We had many memorable experiences, one of which happened in 1961 at Wolf Creek Pass in the San Juan Mountains of Colorado, where we camped for a few days. A large group of Native Americans began to gather and set up camp next to us. A man knocked on our trailer door in the afternoon and politely asked Mother if he could borrow a cup of sugar. She said yes, of course, and eagerly gave him what he needed. He returned a few minutes later, explained that they were having a “pow-wow” that evening, and asked us if we would like to join them. Daddy accepted, and that night we attended an authentic pow-wow. We were asked not to take photographs, and unfortunately, I don’t remember much about the ceremony, other than it was exciting and colorful, most of them were dressed in authentic Native American attire, and it was late when we got back to our trailer. Daddy and Mother greatly appreciated the invitation.

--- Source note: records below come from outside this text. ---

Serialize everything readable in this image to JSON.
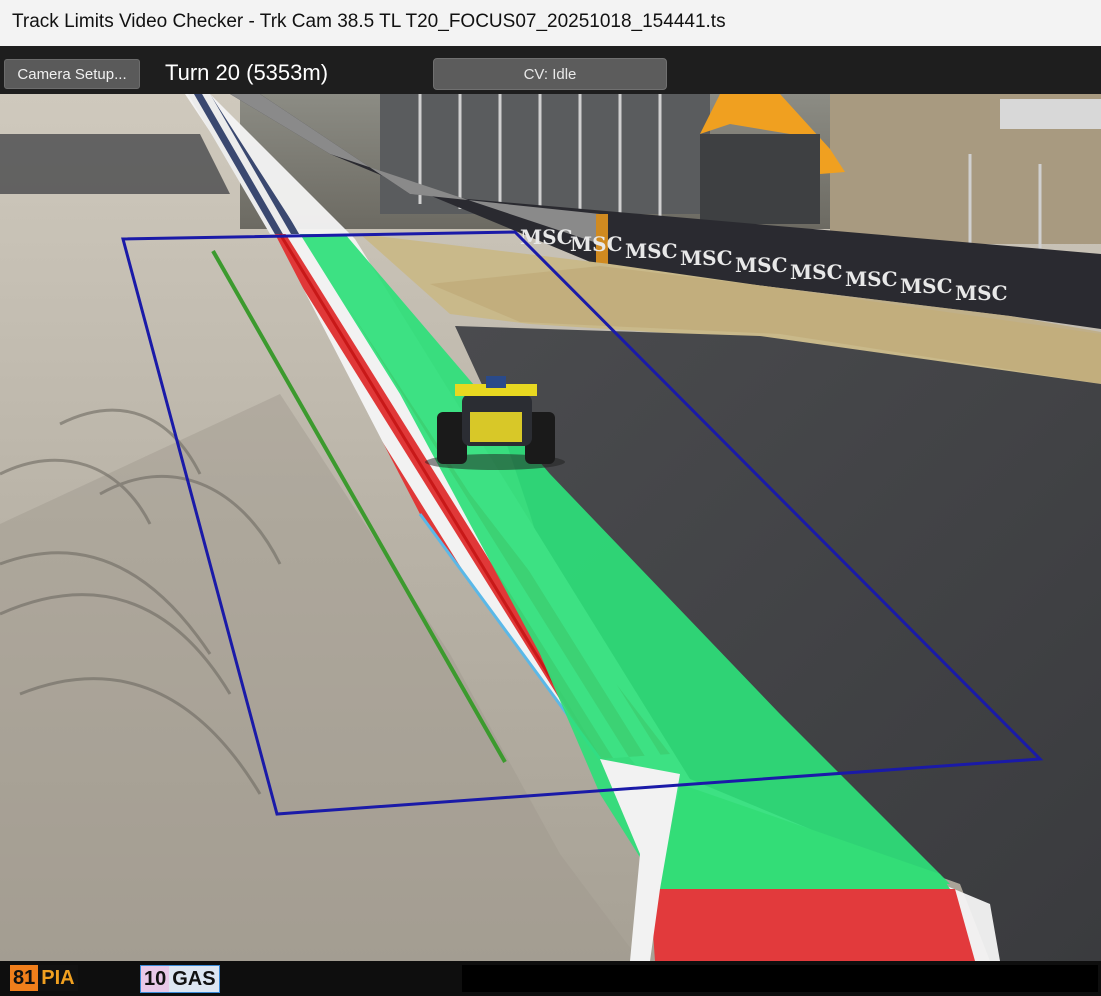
{
  "window": {
    "title": "Track Limits Video Checker - Trk Cam 38.5 TL T20_FOCUS07_20251018_154441.ts"
  },
  "toolbar": {
    "camera_setup_label": "Camera Setup...",
    "turn_label": "Turn 20 (5353m)",
    "cv_status": "CV: Idle"
  },
  "video": {
    "signage": [
      "MSC",
      "MSC",
      "MSC",
      "MSC",
      "MSC",
      "MSC",
      "MSC",
      "MSC",
      "MSC"
    ],
    "detection_zone_color": "#1a1aa8",
    "track_limit_line_color": "#3c9a2e",
    "runoff_highlight_color": "#2ee07a"
  },
  "status_bar": {
    "drivers": [
      {
        "number": "81",
        "abbr": "PIA",
        "num_color": "#f07e1b"
      },
      {
        "number": "10",
        "abbr": "GAS",
        "num_color": "#e8c8e8"
      }
    ]
  }
}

My parents had at least three camping trailers from 1957 on, until Daddy could no longer drive. Even after they gave up traveling, they parked their last trailer behind their country house in Merit, Texas, where it stayed until they moved to Bonham, Texas, in 1994. They used it for extra beds when needed. It must have been very hard for them to give up traveling, which they loved so much.
I loved these camping trips. We got up before sunrise to get ready to set out. Many nights, after a long day’s drive, Daddy just pulled over into a roadside park or even a wide space in the road he was tired enough, where we spent the night as 18-wheelers whizzed by, rocking the trailer as they passed. Among places we visited: Yellowstone National Park, Yosemite National Park, Pike’s Peak, Garden of the Gods, Royal Gorge, Jackson Hole, Mesa Verde, the Redwood forests in California, and the Dalton Gang’s Hideout in Kansas. We, fished, hiked, climbed mountains, rode horses, hunted for rocks, waded in and drank from cold mountain streams, and saw many majestic and unforgettable sights.
I vividly recall the smell of crisp clean mountain air, lush pine forests, campfires burning, the aroma of coffee brewing and bacon frying over an open campfire, the crunch of gravel roads under the tires, the smell of gasoline stations, and the delightful sounds of all types of nighttime noises (inside and outside of the trailer); and I can still feel the comfort of seeing the flying red horse and the Dallas skyline for the first time after a week or two away from home. I am so blessed to have been able to see all of these places as a child. I didn’t fully appreciate all I gained from these family trips until I grew up, when I didn’t get to do this sort of thing any more.